Para Freud, a depressão derivaria da perda do objeto investido de libido levando o ego a iniciar um processo de luto a fim de elaborar esta perda, no entanto, esta libido ao invés de se deslocar para outro objeto, investe no ego, que se identificando com objeto abandonado, provoca uma mudança estrutural passando a ser tratado pelo superego como se fosse um objeto internalizado.                

O neoliberalismo ao atribuir responsabilidade ao individuo, contribui para que os reflexos no psiquismo apareçam. O superego, representante das normas que regem a sociedade, adquire então, um sadismo e crueldade demasiados, exigindo o cumprimento do ideal cobrado por este sistema, culpando unicamente o ego caso não cumpra tais expectativas. Desse modo, segundo Fenichel (1981), o ego subjugado e obedecendo ao superego, sofreria retaliações e sentir-se-ia abandonado, desamparado.            

No entanto, o sistema neoliberal, não cria a depressão, mas propicia o seu afloramento, no momento em que fornece condições para que o sujeito seja por ela acometido, uma vez que há uma fragilização e um sentimento de desamparo no sujeito, prejudicando suas relações de um modo geral.           

Interessante percebermos que o quadro da depressão afeta entre outros aspectos, as relações que o sujeito mantém e que uma das medidas adotadas para o seu tratamento é o resgate desse sujeito com o social. Um questionamento que podemos ter então é como buscar formas e medidas, para que o neoliberalismo, não afete o psiquismo do sujeito a ponto de ser mais um propiciador da doença. Certamente há de se ter muitas discussões e busca de ações para esta problemática.     
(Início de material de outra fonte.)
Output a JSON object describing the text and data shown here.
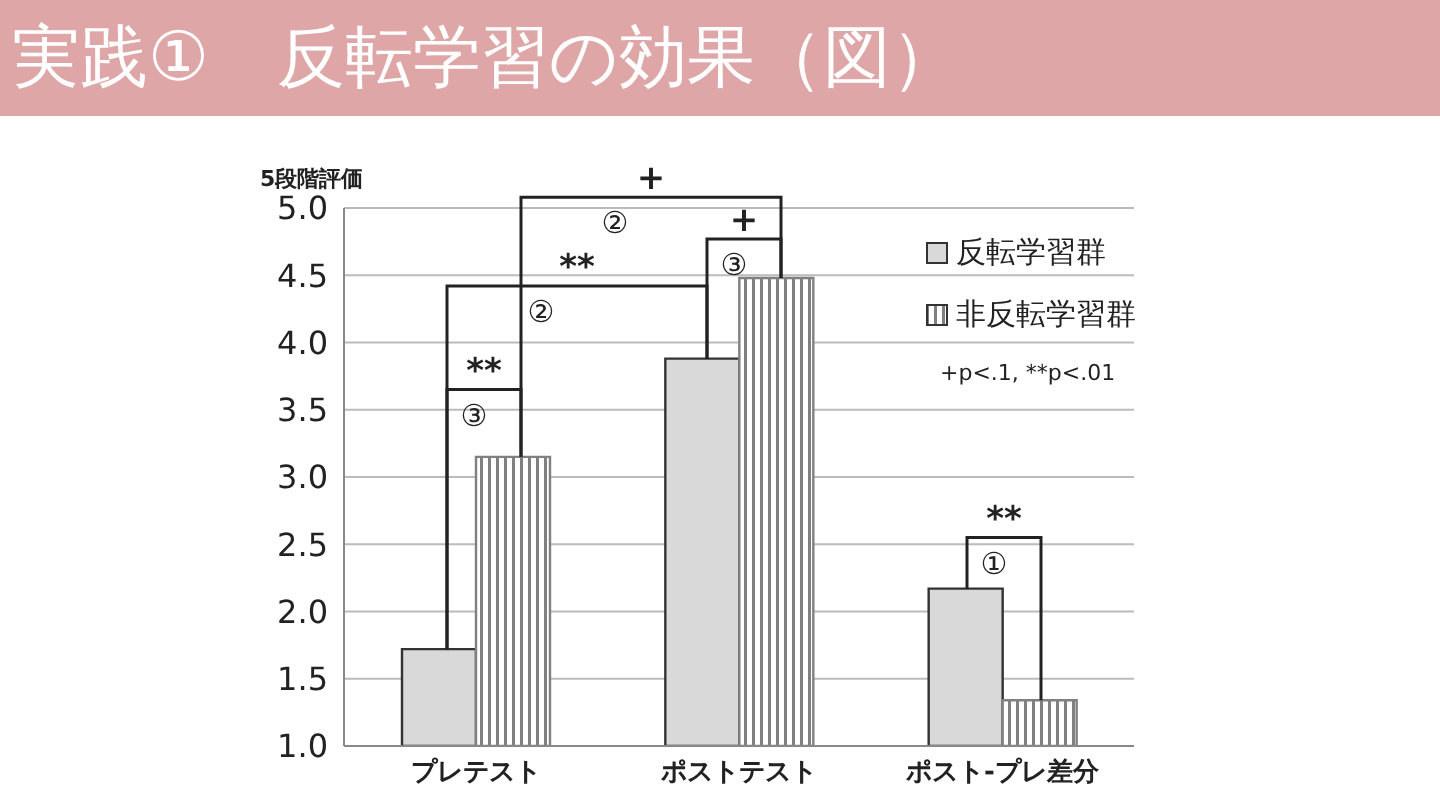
{
  "chart_data": {
    "type": "bar",
    "title": "実践①　反転学習の効果（図）",
    "ylabel": "5段階評価",
    "categories": [
      "プレテスト",
      "ポストテスト",
      "ポスト-プレ差分"
    ],
    "series": [
      {
        "name": "反転学習群",
        "color": "#d9d9d9",
        "values": [
          1.72,
          3.88,
          2.17
        ]
      },
      {
        "name": "非反転学習群",
        "color": "#808080",
        "values": [
          3.15,
          4.48,
          1.34
        ]
      }
    ],
    "ylim": [
      1.0,
      5.0
    ],
    "yticks": [
      {
        "value": 1,
        "label": "1.0"
      },
      {
        "value": 1.5,
        "label": "1.5"
      },
      {
        "value": 2,
        "label": "2.0"
      },
      {
        "value": 2.5,
        "label": "2.5"
      },
      {
        "value": 3,
        "label": "3.0"
      },
      {
        "value": 3.5,
        "label": "3.5"
      },
      {
        "value": 4,
        "label": "4.0"
      },
      {
        "value": 4.5,
        "label": "4.5"
      },
      {
        "value": 5,
        "label": "5.0"
      }
    ],
    "grid": "y",
    "legend": "top right",
    "annotations": [
      "**",
      "③",
      "**",
      "②",
      "+",
      "②",
      "+",
      "③",
      "**",
      "①",
      "+p<.1, **p<.01"
    ]
  }
}
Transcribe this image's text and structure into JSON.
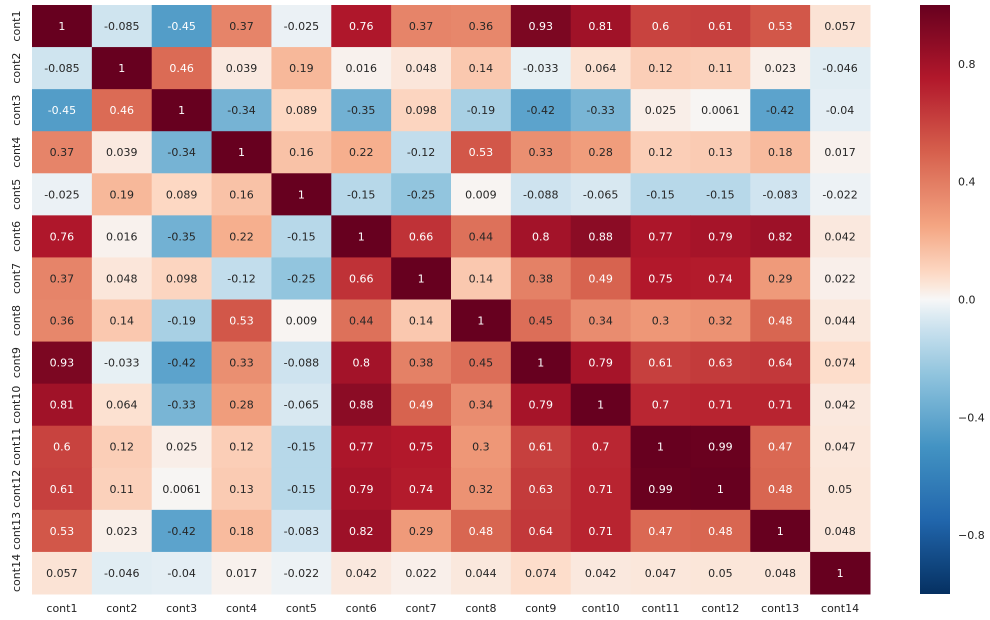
{
  "chart_data": {
    "type": "heatmap",
    "title": "",
    "xlabel": "",
    "ylabel": "",
    "x_categories": [
      "cont1",
      "cont2",
      "cont3",
      "cont4",
      "cont5",
      "cont6",
      "cont7",
      "cont8",
      "cont9",
      "cont10",
      "cont11",
      "cont12",
      "cont13",
      "cont14"
    ],
    "y_categories": [
      "cont1",
      "cont2",
      "cont3",
      "cont4",
      "cont5",
      "cont6",
      "cont7",
      "cont8",
      "cont9",
      "cont10",
      "cont11",
      "cont12",
      "cont13",
      "cont14"
    ],
    "matrix": [
      [
        "1",
        "-0.085",
        "-0.45",
        "0.37",
        "-0.025",
        "0.76",
        "0.37",
        "0.36",
        "0.93",
        "0.81",
        "0.6",
        "0.61",
        "0.53",
        "0.057"
      ],
      [
        "-0.085",
        "1",
        "0.46",
        "0.039",
        "0.19",
        "0.016",
        "0.048",
        "0.14",
        "-0.033",
        "0.064",
        "0.12",
        "0.11",
        "0.023",
        "-0.046"
      ],
      [
        "-0.45",
        "0.46",
        "1",
        "-0.34",
        "0.089",
        "-0.35",
        "0.098",
        "-0.19",
        "-0.42",
        "-0.33",
        "0.025",
        "0.0061",
        "-0.42",
        "-0.04"
      ],
      [
        "0.37",
        "0.039",
        "-0.34",
        "1",
        "0.16",
        "0.22",
        "-0.12",
        "0.53",
        "0.33",
        "0.28",
        "0.12",
        "0.13",
        "0.18",
        "0.017"
      ],
      [
        "-0.025",
        "0.19",
        "0.089",
        "0.16",
        "1",
        "-0.15",
        "-0.25",
        "0.009",
        "-0.088",
        "-0.065",
        "-0.15",
        "-0.15",
        "-0.083",
        "-0.022"
      ],
      [
        "0.76",
        "0.016",
        "-0.35",
        "0.22",
        "-0.15",
        "1",
        "0.66",
        "0.44",
        "0.8",
        "0.88",
        "0.77",
        "0.79",
        "0.82",
        "0.042"
      ],
      [
        "0.37",
        "0.048",
        "0.098",
        "-0.12",
        "-0.25",
        "0.66",
        "1",
        "0.14",
        "0.38",
        "0.49",
        "0.75",
        "0.74",
        "0.29",
        "0.022"
      ],
      [
        "0.36",
        "0.14",
        "-0.19",
        "0.53",
        "0.009",
        "0.44",
        "0.14",
        "1",
        "0.45",
        "0.34",
        "0.3",
        "0.32",
        "0.48",
        "0.044"
      ],
      [
        "0.93",
        "-0.033",
        "-0.42",
        "0.33",
        "-0.088",
        "0.8",
        "0.38",
        "0.45",
        "1",
        "0.79",
        "0.61",
        "0.63",
        "0.64",
        "0.074"
      ],
      [
        "0.81",
        "0.064",
        "-0.33",
        "0.28",
        "-0.065",
        "0.88",
        "0.49",
        "0.34",
        "0.79",
        "1",
        "0.7",
        "0.71",
        "0.71",
        "0.042"
      ],
      [
        "0.6",
        "0.12",
        "0.025",
        "0.12",
        "-0.15",
        "0.77",
        "0.75",
        "0.3",
        "0.61",
        "0.7",
        "1",
        "0.99",
        "0.47",
        "0.047"
      ],
      [
        "0.61",
        "0.11",
        "0.0061",
        "0.13",
        "-0.15",
        "0.79",
        "0.74",
        "0.32",
        "0.63",
        "0.71",
        "0.99",
        "1",
        "0.48",
        "0.05"
      ],
      [
        "0.53",
        "0.023",
        "-0.42",
        "0.18",
        "-0.083",
        "0.82",
        "0.29",
        "0.48",
        "0.64",
        "0.71",
        "0.47",
        "0.48",
        "1",
        "0.048"
      ],
      [
        "0.057",
        "-0.046",
        "-0.04",
        "0.017",
        "-0.022",
        "0.042",
        "0.022",
        "0.044",
        "0.074",
        "0.042",
        "0.047",
        "0.05",
        "0.048",
        "1"
      ]
    ],
    "colorbar": {
      "range": [
        -1,
        1
      ],
      "ticks": [
        "0.8",
        "0.4",
        "0.0",
        "−0.4",
        "−0.8"
      ],
      "tick_values": [
        0.8,
        0.4,
        0.0,
        -0.4,
        -0.8
      ],
      "colormap": "RdBu_r"
    },
    "grid": false,
    "legend": "right"
  }
}
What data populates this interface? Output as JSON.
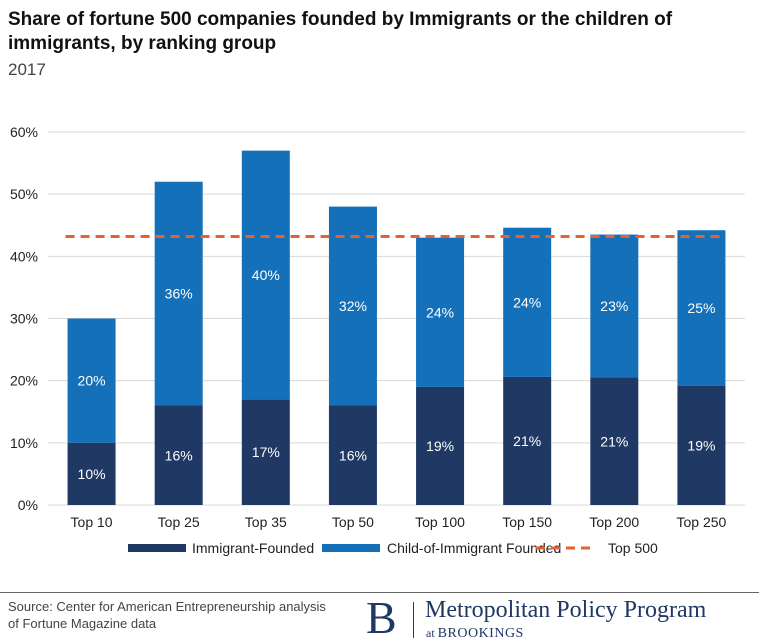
{
  "header": {
    "title": "Share of fortune 500 companies founded by Immigrants or the children of immigrants, by ranking group",
    "subtitle": "2017"
  },
  "footer": {
    "source": "Source: Center for American Entrepreneurship analysis of Fortune Magazine data",
    "logo_letter": "B",
    "logo_program": "Metropolitan Policy Program",
    "logo_at": "at",
    "logo_org": "BROOKINGS"
  },
  "colors": {
    "immigrant": "#1f3864",
    "child": "#1470b8",
    "top500": "#e8602c",
    "grid": "#d9d9d9",
    "axis_text": "#222222"
  },
  "chart_data": {
    "type": "bar",
    "stacked": true,
    "title": "Share of fortune 500 companies founded by Immigrants or the children of immigrants, by ranking group",
    "subtitle": "2017",
    "categories": [
      "Top 10",
      "Top 25",
      "Top 35",
      "Top 50",
      "Top 100",
      "Top 150",
      "Top 200",
      "Top 250"
    ],
    "series": [
      {
        "name": "Immigrant-Founded",
        "values": [
          10,
          16,
          17,
          16,
          19,
          20.6,
          20.5,
          19.2
        ],
        "labels": [
          "10%",
          "16%",
          "17%",
          "16%",
          "19%",
          "21%",
          "21%",
          "19%"
        ]
      },
      {
        "name": "Child-of-Immigrant Founded",
        "values": [
          20,
          36,
          40,
          32,
          24,
          24,
          23,
          25
        ],
        "labels": [
          "20%",
          "36%",
          "40%",
          "32%",
          "24%",
          "24%",
          "23%",
          "25%"
        ]
      }
    ],
    "reference_line": {
      "name": "Top 500",
      "value": 43.2,
      "style": "dashed"
    },
    "ylim": [
      0,
      60
    ],
    "yticks": [
      0,
      10,
      20,
      30,
      40,
      50,
      60
    ],
    "ytick_labels": [
      "0%",
      "10%",
      "20%",
      "30%",
      "40%",
      "50%",
      "60%"
    ],
    "xlabel": "",
    "ylabel": "",
    "grid": true,
    "legend_position": "bottom"
  }
}
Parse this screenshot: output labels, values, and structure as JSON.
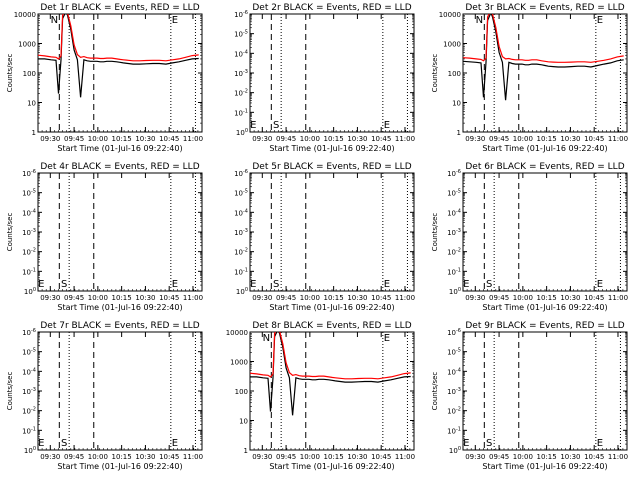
{
  "colors": {
    "events": "#000000",
    "lld": "#ff0000",
    "axis": "#000000",
    "background": "#ffffff"
  },
  "chart_data": [
    {
      "type": "line",
      "title": "Det 1r BLACK = Events, RED = LLD",
      "xlabel": "Start Time (01-Jul-16 09:22:40)",
      "ylabel": "Counts/sec",
      "x_ticks": [
        "09:30",
        "09:45",
        "10:00",
        "10:15",
        "10:30",
        "10:45",
        "11:00"
      ],
      "y_ticks": [
        "1",
        "10",
        "100",
        "1000",
        "10000"
      ],
      "ylim": [
        1,
        10000
      ],
      "yscale": "log",
      "has_data": true,
      "markers": [
        {
          "label": "N",
          "position": "top"
        },
        {
          "label": "E",
          "position": "top"
        }
      ],
      "series": [
        {
          "name": "Events",
          "color": "#000000",
          "x": [
            0,
            4,
            8,
            11,
            12.5,
            14,
            15,
            17,
            18,
            20,
            22,
            24,
            26,
            28,
            30,
            32,
            34,
            36,
            38,
            40,
            42,
            45,
            48,
            50,
            52,
            55,
            58,
            60,
            62,
            66,
            70,
            74,
            78,
            82,
            86,
            90,
            94,
            98
          ],
          "y": [
            300,
            300,
            280,
            270,
            20,
            280,
            7000,
            12000,
            9000,
            3000,
            600,
            280,
            15,
            280,
            260,
            250,
            250,
            250,
            240,
            240,
            250,
            250,
            240,
            230,
            220,
            210,
            200,
            200,
            200,
            205,
            210,
            210,
            200,
            220,
            240,
            270,
            300,
            310
          ]
        },
        {
          "name": "LLD",
          "color": "#ff0000",
          "x": [
            0,
            4,
            8,
            11,
            12.5,
            14,
            15,
            17,
            18,
            20,
            22,
            24,
            26,
            28,
            30,
            32,
            34,
            36,
            38,
            40,
            42,
            45,
            48,
            50,
            52,
            55,
            58,
            60,
            62,
            66,
            70,
            74,
            78,
            82,
            86,
            90,
            94,
            98
          ],
          "y": [
            400,
            380,
            350,
            340,
            300,
            380,
            9000,
            14000,
            11000,
            4000,
            900,
            420,
            340,
            360,
            330,
            320,
            320,
            320,
            310,
            310,
            320,
            320,
            300,
            290,
            280,
            270,
            260,
            260,
            260,
            265,
            270,
            270,
            260,
            280,
            300,
            340,
            390,
            410
          ]
        }
      ]
    },
    {
      "type": "line",
      "title": "Det 2r BLACK = Events, RED = LLD",
      "xlabel": "Start Time (01-Jul-16 09:22:40)",
      "ylabel": "",
      "x_ticks": [
        "09:30",
        "09:45",
        "10:00",
        "10:15",
        "10:30",
        "10:45",
        "11:00"
      ],
      "y_ticks": [
        "10^0",
        "10^-1",
        "10^-2",
        "10^-3",
        "10^-4",
        "10^-5",
        "10^-6"
      ],
      "ylim": [
        1,
        1e-06
      ],
      "yscale": "log",
      "has_data": false,
      "markers": [
        {
          "label": "E",
          "position": "bottom"
        },
        {
          "label": "S",
          "position": "bottom"
        },
        {
          "label": "E",
          "position": "bottom"
        }
      ],
      "series": []
    },
    {
      "type": "line",
      "title": "Det 3r BLACK = Events, RED = LLD",
      "xlabel": "Start Time (01-Jul-16 09:22:40)",
      "ylabel": "Counts/sec",
      "x_ticks": [
        "09:30",
        "09:45",
        "10:00",
        "10:15",
        "10:30",
        "10:45",
        "11:00"
      ],
      "y_ticks": [
        "1",
        "10",
        "100",
        "1000",
        "10000"
      ],
      "ylim": [
        1,
        10000
      ],
      "yscale": "log",
      "has_data": true,
      "markers": [
        {
          "label": "N",
          "position": "top"
        },
        {
          "label": "E",
          "position": "top"
        }
      ],
      "series": [
        {
          "name": "Events",
          "color": "#000000",
          "x": [
            0,
            4,
            8,
            11,
            12.5,
            14,
            15,
            17,
            18,
            20,
            22,
            24,
            26,
            28,
            30,
            32,
            34,
            36,
            38,
            40,
            42,
            45,
            48,
            50,
            52,
            55,
            58,
            60,
            62,
            66,
            70,
            74,
            78,
            82,
            86,
            90,
            94,
            98
          ],
          "y": [
            250,
            240,
            230,
            220,
            15,
            230,
            6000,
            11000,
            8000,
            2500,
            500,
            230,
            12,
            230,
            210,
            200,
            200,
            200,
            190,
            190,
            200,
            200,
            190,
            180,
            170,
            165,
            160,
            160,
            160,
            165,
            170,
            170,
            160,
            180,
            200,
            220,
            260,
            280
          ]
        },
        {
          "name": "LLD",
          "color": "#ff0000",
          "x": [
            0,
            4,
            8,
            11,
            12.5,
            14,
            15,
            17,
            18,
            20,
            22,
            24,
            26,
            28,
            30,
            32,
            34,
            36,
            38,
            40,
            42,
            45,
            48,
            50,
            52,
            55,
            58,
            60,
            62,
            66,
            70,
            74,
            78,
            82,
            86,
            90,
            94,
            98
          ],
          "y": [
            330,
            320,
            300,
            290,
            260,
            320,
            8000,
            13000,
            10000,
            3500,
            800,
            360,
            300,
            310,
            290,
            280,
            280,
            280,
            270,
            270,
            280,
            280,
            260,
            250,
            240,
            235,
            230,
            230,
            230,
            235,
            240,
            240,
            230,
            250,
            270,
            300,
            350,
            380
          ]
        }
      ]
    },
    {
      "type": "line",
      "title": "Det 4r BLACK = Events, RED = LLD",
      "xlabel": "Start Time (01-Jul-16 09:22:40)",
      "ylabel": "Counts/sec",
      "x_ticks": [
        "09:30",
        "09:45",
        "10:00",
        "10:15",
        "10:30",
        "10:45",
        "11:00"
      ],
      "y_ticks": [
        "10^0",
        "10^-1",
        "10^-2",
        "10^-3",
        "10^-4",
        "10^-5",
        "10^-6"
      ],
      "ylim": [
        1,
        1e-06
      ],
      "yscale": "log",
      "has_data": false,
      "markers": [
        {
          "label": "E",
          "position": "bottom"
        },
        {
          "label": "S",
          "position": "bottom"
        },
        {
          "label": "E",
          "position": "bottom"
        }
      ],
      "series": []
    },
    {
      "type": "line",
      "title": "Det 5r BLACK = Events, RED = LLD",
      "xlabel": "Start Time (01-Jul-16 09:22:40)",
      "ylabel": "",
      "x_ticks": [
        "09:30",
        "09:45",
        "10:00",
        "10:15",
        "10:30",
        "10:45",
        "11:00"
      ],
      "y_ticks": [
        "10^0",
        "10^-1",
        "10^-2",
        "10^-3",
        "10^-4",
        "10^-5",
        "10^-6"
      ],
      "ylim": [
        1,
        1e-06
      ],
      "yscale": "log",
      "has_data": false,
      "markers": [
        {
          "label": "E",
          "position": "bottom"
        },
        {
          "label": "S",
          "position": "bottom"
        },
        {
          "label": "E",
          "position": "bottom"
        }
      ],
      "series": []
    },
    {
      "type": "line",
      "title": "Det 6r BLACK = Events, RED = LLD",
      "xlabel": "Start Time (01-Jul-16 09:22:40)",
      "ylabel": "Counts/sec",
      "x_ticks": [
        "09:30",
        "09:45",
        "10:00",
        "10:15",
        "10:30",
        "10:45",
        "11:00"
      ],
      "y_ticks": [
        "10^0",
        "10^-1",
        "10^-2",
        "10^-3",
        "10^-4",
        "10^-5",
        "10^-6"
      ],
      "ylim": [
        1,
        1e-06
      ],
      "yscale": "log",
      "has_data": false,
      "markers": [
        {
          "label": "E",
          "position": "bottom"
        },
        {
          "label": "S",
          "position": "bottom"
        },
        {
          "label": "E",
          "position": "bottom"
        }
      ],
      "series": []
    },
    {
      "type": "line",
      "title": "Det 7r BLACK = Events, RED = LLD",
      "xlabel": "Start Time (01-Jul-16 09:22:40)",
      "ylabel": "Counts/sec",
      "x_ticks": [
        "09:30",
        "09:45",
        "10:00",
        "10:15",
        "10:30",
        "10:45",
        "11:00"
      ],
      "y_ticks": [
        "10^0",
        "10^-1",
        "10^-2",
        "10^-3",
        "10^-4",
        "10^-5",
        "10^-6"
      ],
      "ylim": [
        1,
        1e-06
      ],
      "yscale": "log",
      "has_data": false,
      "markers": [
        {
          "label": "E",
          "position": "bottom"
        },
        {
          "label": "S",
          "position": "bottom"
        },
        {
          "label": "E",
          "position": "bottom"
        }
      ],
      "series": []
    },
    {
      "type": "line",
      "title": "Det 8r BLACK = Events, RED = LLD",
      "xlabel": "Start Time (01-Jul-16 09:22:40)",
      "ylabel": "",
      "x_ticks": [
        "09:30",
        "09:45",
        "10:00",
        "10:15",
        "10:30",
        "10:45",
        "11:00"
      ],
      "y_ticks": [
        "1",
        "10",
        "100",
        "1000",
        "10000"
      ],
      "ylim": [
        1,
        10000
      ],
      "yscale": "log",
      "has_data": true,
      "markers": [
        {
          "label": "N",
          "position": "top"
        },
        {
          "label": "E",
          "position": "top"
        }
      ],
      "series": [
        {
          "name": "Events",
          "color": "#000000",
          "x": [
            0,
            4,
            8,
            11,
            12.5,
            14,
            15,
            17,
            18,
            20,
            22,
            24,
            26,
            28,
            30,
            32,
            34,
            36,
            38,
            40,
            42,
            45,
            48,
            50,
            52,
            55,
            58,
            60,
            62,
            66,
            70,
            74,
            78,
            82,
            86,
            90,
            94,
            98
          ],
          "y": [
            300,
            300,
            280,
            270,
            20,
            280,
            7000,
            12000,
            9000,
            3000,
            600,
            280,
            15,
            280,
            260,
            250,
            250,
            250,
            240,
            240,
            250,
            250,
            240,
            230,
            220,
            210,
            200,
            200,
            200,
            205,
            210,
            210,
            200,
            220,
            240,
            270,
            300,
            310
          ]
        },
        {
          "name": "LLD",
          "color": "#ff0000",
          "x": [
            0,
            4,
            8,
            11,
            12.5,
            14,
            15,
            17,
            18,
            20,
            22,
            24,
            26,
            28,
            30,
            32,
            34,
            36,
            38,
            40,
            42,
            45,
            48,
            50,
            52,
            55,
            58,
            60,
            62,
            66,
            70,
            74,
            78,
            82,
            86,
            90,
            94,
            98
          ],
          "y": [
            400,
            380,
            350,
            340,
            300,
            380,
            9000,
            14000,
            11000,
            4000,
            900,
            420,
            340,
            360,
            330,
            320,
            320,
            320,
            310,
            310,
            320,
            320,
            300,
            290,
            280,
            270,
            260,
            260,
            260,
            265,
            270,
            270,
            260,
            280,
            300,
            340,
            390,
            410
          ]
        }
      ]
    },
    {
      "type": "line",
      "title": "Det 9r BLACK = Events, RED = LLD",
      "xlabel": "Start Time (01-Jul-16 09:22:40)",
      "ylabel": "Counts/sec",
      "x_ticks": [
        "09:30",
        "09:45",
        "10:00",
        "10:15",
        "10:30",
        "10:45",
        "11:00"
      ],
      "y_ticks": [
        "10^0",
        "10^-1",
        "10^-2",
        "10^-3",
        "10^-4",
        "10^-5",
        "10^-6"
      ],
      "ylim": [
        1,
        1e-06
      ],
      "yscale": "log",
      "has_data": false,
      "markers": [
        {
          "label": "E",
          "position": "bottom"
        },
        {
          "label": "S",
          "position": "bottom"
        },
        {
          "label": "E",
          "position": "bottom"
        }
      ],
      "series": []
    }
  ]
}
Conclusão                         

A maior conseqüência da depressão é a restrição ou impossibilidade de o indivíduo realizar atividades e/ou manifestar comportamentos esperados em contextos sociais definidos. A incapacidade compromete diretamente a qualidade de vida em suas várias dimensões, desde o cuidado de si mesmo, o nível de autonomia e até o desempenho na vida familiar, social, profissional, afetiva e religiosa.            

Stella Jimenez (1997) diz, fundamentada nos escritos de Freud, que de certa maneira a depressão é o contrário de um luto, pois o luto é um trabalho espontâneo do simbólico. Na depressão trata-se de um luto congelado, eternizado pela falta de trabalho de elaboração. O sujeito não se quer  referenciar na perda – não quer se reconhecer como sujeito faltoso.             

Por estar fixado a um desejo irrealizável, qual seja a recuperação do objeto perdido, toda a sua ação fica limitada, tendo todo seu espaço mental tomado e girando em torno disso; o desaparecimento da motivação, decorre do fato de não conseguir realizar seu desejo, qual seja recuperar o que perdeu. Esta situação pode levar o indivíduo a um imobilismo, sem choro e sem queixumes. Sentimentos de culpa, auto-acusações, agressão ao meio ambiente e auto-agressões, na forma máxima, através do suicídio são os outros elementos importantes na depressão.             

A causa exata da depressão permanece desconhecida. A explicação mais provavelmente correta é o desequilíbrio bioquímico dos neurônios responsáveis pelo controle do estado de humor. Esta afirmação baseia-se na comprovada eficácia dos antidepressivos. O fato de ser um desequilíbrio bioquímico não exclui tratamentos não farmacológicos. O uso continuado da palavra pode levar a pessoa a obter uma compensação bioquímica. Apesar disso nunca ter sido provado, o contrário também nunca foi.            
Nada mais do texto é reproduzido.